Lab 3

Getting Started

A few quick reminders:

  • The console lets you try commands and see the results right away, but nothing you do there is saved.

  • To create the file that you’ll eventually hand in, go to File -> New File -> R Script. Save the file as lab2.R or something like that. In this file, put your answers like this:

    # Exercise 1
    mean(dataset$left.bicep.thickness)
    mean(dataset$right.bicep.thickness)
    # On average, people's right biceps are thicker than their left biceps
    
    # Exercise 2
  • To compile your R file, press Ctrl-Shift-K, or click on the little notebook icon in the toolbar. When it asks for the report output format, choose html.

  • If you load a dataset in the console, this doesn’t make it available in your R file. If you load a dataset in your R file, this doesn’t make it available in the console.

  • To run a line of code from your R file in the console without having to type it in again, put your cursor on the line and press Ctrl-Enter.

  • You can look up a command in help by putting the cursor on it and pressing F1. Or, in the console, enter in a question mark followed by the name of the command, like ?mean.

  • If you need to look things up from the first two labs, they’re available at https://www.math.csi.cuny.edu/~maher/teaching/2019/spring/stats/labs/lab1/index.html and https://www.math.csi.cuny.edu/~maher/teaching/2019/spring/stats/labs/lab2/index.html

  • At the end of class, submit your R file on Blackboard.

Today’s Lab

We’ll be using the same dataset from last time, available at http://www.math.csi.cuny.edu/~maher/teaching/2019/spring/stats/labs/bdims.csv.

Exercise 1. Download this dataset and put it into an object called bdims, as we did last time.

ggplot

We will use a library called ggplot2 to make plots.

Exercise 2. Load the ggplot2 library with the command library("ggplot2"). Try to compile your R file. If it gives you an error message about not finding ggplot2, type install.packages("ggplot2") in the console, and then try compiling your R file again again. (Note: this is one of the very rare times that doing something in the console will have an effect on your R file.)

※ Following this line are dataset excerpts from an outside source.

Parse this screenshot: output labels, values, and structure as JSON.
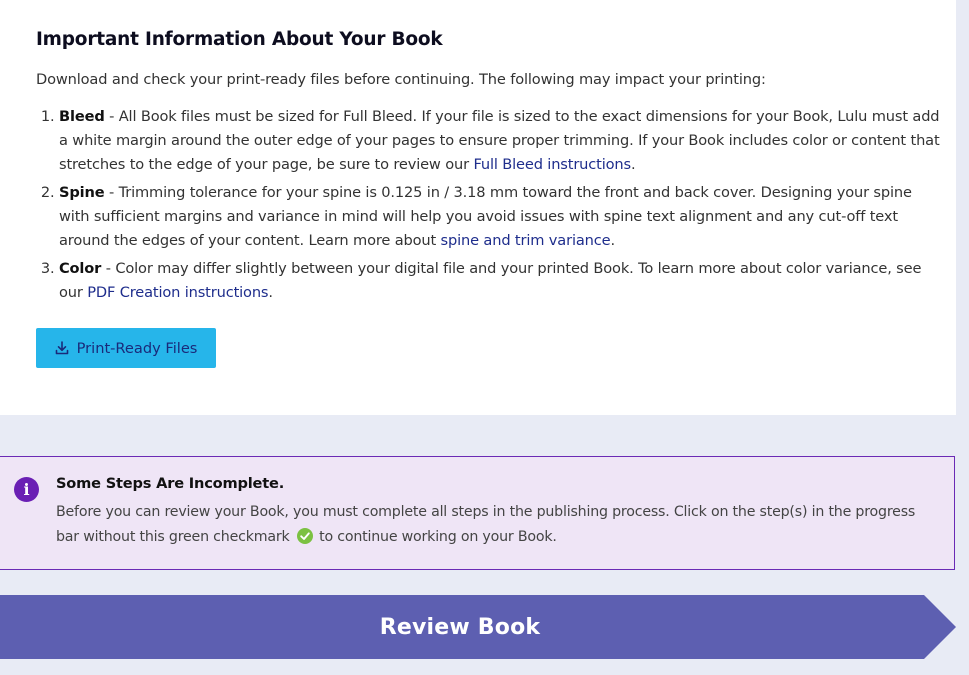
{
  "section": {
    "title": "Important Information About Your Book",
    "intro": "Download and check your print-ready files before continuing. The following may impact your printing:",
    "items": [
      {
        "term": "Bleed",
        "text": " - All Book files must be sized for Full Bleed. If your file is sized to the exact dimensions for your Book, Lulu must add a white margin around the outer edge of your pages to ensure proper trimming. If your Book includes color or content that stretches to the edge of your page, be sure to review our ",
        "link": "Full Bleed instructions",
        "after": "."
      },
      {
        "term": "Spine",
        "text": " - Trimming tolerance for your spine is 0.125 in / 3.18 mm toward the front and back cover. Designing your spine with sufficient margins and variance in mind will help you avoid issues with spine text alignment and any cut-off text around the edges of your content. Learn more about ",
        "link": "spine and trim variance",
        "after": "."
      },
      {
        "term": "Color",
        "text": " - Color may differ slightly between your digital file and your printed Book. To learn more about color variance, see our ",
        "link": "PDF Creation instructions",
        "after": "."
      }
    ],
    "download_button": {
      "label": "Print-Ready Files",
      "icon": "download-icon"
    }
  },
  "alert": {
    "icon": "info-icon",
    "icon_glyph": "i",
    "title": "Some Steps Are Incomplete.",
    "body_before": "Before you can review your Book, you must complete all steps in the publishing process. Click on the step(s) in the progress bar without this green checkmark",
    "body_after": " to continue working on your Book.",
    "check_icon": "green-checkmark-icon"
  },
  "review_button": {
    "label": "Review Book"
  },
  "colors": {
    "page_bg": "#e8ebf5",
    "button_blue": "#26b5ea",
    "link": "#1e2d8c",
    "alert_bg": "#efe5f6",
    "alert_border": "#6a2ab5",
    "info_icon": "#6a1fb4",
    "check_green": "#7cc142",
    "review_purple": "#5d5fb1"
  }
}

To make plots, use the ggplot command. This can get very complicated, but the starting point is a command that looks like this, except with … replaced by something else:

ggplot(..., aes(...)) + ...

In place of the first … goes the data frame (for example, bdims). The second … contains the aesthetic mapping, which consists of instructions saying which variables in the dataset should be drawn in which ways. The final … contains instructions for the geometry, i.e., what sort of plot to make (e.g., a Q-Q plot, a box plot, a bar plot, etc.).

Histograms

For a histogram, the aesthetic mapping is aes(x=name.of.variable), with name.of.variable replaced by the actual name of the variable you want to make a histogram of. This says that this variable should be depicted on the x-axis. The geometry should be specified as geom_histogram(). All together, the command should be

ggplot(name.of.dataframe, aes(x=name.of.variable)) + geom_histogram()

Exercise 3. Make a histogram showing the distribution of the heights of the people in the dataset. The name of your dataframe is bdims (assuming that you named it that in Exercise 1). If you need to look up the name of the variable, here is the documentation for the dataset.

If you did everything correctly, the plot command will draw your Q-Q plot and also give you a message that looks like this:

## `stat_bin()` using `bins = 30`. Pick better value with `binwidth`.

This says that the histogram was drawn with 30 different bins (i.e., 30 bars), but that you should choose a bin size that suits your data better. You can do this by changing the geom_histogram() command either to say geom_histogram(bins=...) or geom_histogram(binwidth=...), with … replaced by numbers. The first specifies the total number of bins in the histogram, while the second specifies the width of each individual bin.

Exercise 4. Make another histogram with the same data and a more suitable number of bins. It’s up to you to choose a good number of bins, and there’s no single correct answer. Remember that you want to have enough bins that you can understand the distribution, but not so many bins that the picture is dominated by noise.

Exercise 5. Make histograms of the age and bicep girth variables too, choosing a suitable bin size for each plot. In a comment, describe the distributions of the height, age, and bicep girth variables. (Some good words to use: unimodal/bimodal, symmetric/left-skewed/right-skewed.)

Q-Q Plots

Recall that a Q-Q plot is used to judge if data fits a normal distribution. The closer a Q-Q plot is to a line, the closer the data is to the normal distribution.

To make a Q-Q plot, the basic command is

ggplot(..., aes(sample=...)) + stat_qq()

The first … gives the data frame as usual, and the second … should give the variable you’d like to make a Q-Q plot for.

Exercise 6. Make Q-Q plots for the height, age, and bicep girth variables. In a comment, say if you think they are good fits to a normal distribution.

Exercise 7. Go through the same procedure for any other variables you’re interested in. Which variables can you find that fit the normal distribution the most closely, and which can you find that fit it the least?